Our current imagination streak has to do with mice, my son loves the Nutcracker so regularly wakes up in the morning to fight off a mice army in our living room so it’s safe for the rest of us.
That is so cute – I love that he’s protecting you all from the mice. And I have to say, when I was young the Nutcracker mice gave me the creeps. So he is very brave! 🙂
I love this story!
My girls had imaginary friends and I remember that Lauren’s was named George and one day he tripped and died. He was replaced by a new George and both were her husband.
Oh, poor George #1. I’ve heard that many imaginary friends meet tragic deaths, which I find fascinating. Why do kids feel the need to kill of their friends, rather than just have them move away?
This is one of my favorite posts. My girls have imaginary friends, Tonguey and Youngey (no idea), but they take on the lives of any random object — sticks, balls, scraps of fabric are ALL Tonguey and Youngey. They’re also very into ACTING like babies, although I’m sure it’s another realm of pretend, since Zoe is no longer a baby for them to feel like they’re competing with.

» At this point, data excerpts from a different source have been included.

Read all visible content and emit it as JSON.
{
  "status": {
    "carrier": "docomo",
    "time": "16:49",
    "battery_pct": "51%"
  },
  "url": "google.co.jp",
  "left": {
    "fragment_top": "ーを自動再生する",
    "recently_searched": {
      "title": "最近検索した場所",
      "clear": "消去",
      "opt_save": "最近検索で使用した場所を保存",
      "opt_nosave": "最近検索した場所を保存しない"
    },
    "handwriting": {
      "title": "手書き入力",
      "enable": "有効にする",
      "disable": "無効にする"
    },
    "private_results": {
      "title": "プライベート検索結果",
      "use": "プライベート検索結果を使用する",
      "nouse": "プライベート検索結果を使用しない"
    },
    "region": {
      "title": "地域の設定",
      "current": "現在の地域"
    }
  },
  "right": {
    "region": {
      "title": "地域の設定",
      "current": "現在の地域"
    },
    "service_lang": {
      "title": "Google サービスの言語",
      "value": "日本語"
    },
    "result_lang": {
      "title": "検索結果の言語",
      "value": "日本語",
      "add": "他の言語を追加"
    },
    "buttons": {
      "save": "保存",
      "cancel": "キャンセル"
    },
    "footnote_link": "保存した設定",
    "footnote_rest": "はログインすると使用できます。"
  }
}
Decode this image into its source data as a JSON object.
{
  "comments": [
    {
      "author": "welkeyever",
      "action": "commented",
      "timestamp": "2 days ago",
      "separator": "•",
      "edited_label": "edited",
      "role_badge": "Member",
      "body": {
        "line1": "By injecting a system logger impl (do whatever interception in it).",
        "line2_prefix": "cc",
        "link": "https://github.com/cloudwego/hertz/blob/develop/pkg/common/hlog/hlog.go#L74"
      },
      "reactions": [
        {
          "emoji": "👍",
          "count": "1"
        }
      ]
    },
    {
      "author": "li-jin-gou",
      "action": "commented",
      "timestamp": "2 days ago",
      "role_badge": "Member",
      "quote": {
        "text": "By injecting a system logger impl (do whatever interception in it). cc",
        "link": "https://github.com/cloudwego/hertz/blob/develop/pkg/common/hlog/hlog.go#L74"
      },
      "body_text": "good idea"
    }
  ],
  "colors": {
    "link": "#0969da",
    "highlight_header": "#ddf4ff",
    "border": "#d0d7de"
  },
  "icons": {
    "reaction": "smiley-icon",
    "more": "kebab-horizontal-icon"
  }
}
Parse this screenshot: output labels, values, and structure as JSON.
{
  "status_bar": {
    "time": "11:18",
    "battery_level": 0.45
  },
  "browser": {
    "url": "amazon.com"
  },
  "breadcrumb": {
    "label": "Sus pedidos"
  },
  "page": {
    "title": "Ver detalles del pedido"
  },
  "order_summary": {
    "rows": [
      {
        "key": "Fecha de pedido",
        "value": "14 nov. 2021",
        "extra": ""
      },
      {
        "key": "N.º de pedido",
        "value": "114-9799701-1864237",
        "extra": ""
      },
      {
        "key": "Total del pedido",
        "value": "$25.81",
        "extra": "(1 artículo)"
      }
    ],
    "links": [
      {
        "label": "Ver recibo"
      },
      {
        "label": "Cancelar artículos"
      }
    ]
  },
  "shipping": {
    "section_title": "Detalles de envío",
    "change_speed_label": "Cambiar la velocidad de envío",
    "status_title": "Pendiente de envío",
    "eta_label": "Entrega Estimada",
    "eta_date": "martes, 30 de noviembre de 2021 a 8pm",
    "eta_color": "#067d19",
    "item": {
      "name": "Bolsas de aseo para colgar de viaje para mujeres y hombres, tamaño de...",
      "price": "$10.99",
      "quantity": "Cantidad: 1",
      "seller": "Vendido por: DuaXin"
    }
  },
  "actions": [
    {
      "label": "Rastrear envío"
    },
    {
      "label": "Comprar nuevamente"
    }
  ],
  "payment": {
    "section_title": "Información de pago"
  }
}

I will never forget when My niece was 3 and she came out naked with an alien mask on and everyone laughed at how cute she was. Then my husband’s youngest sister, then 7, decided she wanted some of the cute attention, so she came out naked too. It was like you could hear the proverbial record scratch.
My little guy is really into acting like a baby, too. I’m kind of indulgent, since he IS my baby and I can’t believe he’s almost 3! But it is still kind of odd…
The naked alien mask is now one of my favorite stories. 😉
We are not bosses of his imagination…love that line.
My son doesn’t have imaginary friends but he has a tiger (stuffed) that he confides in.
He even eats at the dinner table sometime 😉
I’ve had to let stuffed BFF’s sit at the table a couple times, too. So sweet. I’m glad Meemo is tiny, so if he’s at the table he can just sit right up there by our plates. No chair needed. Ha.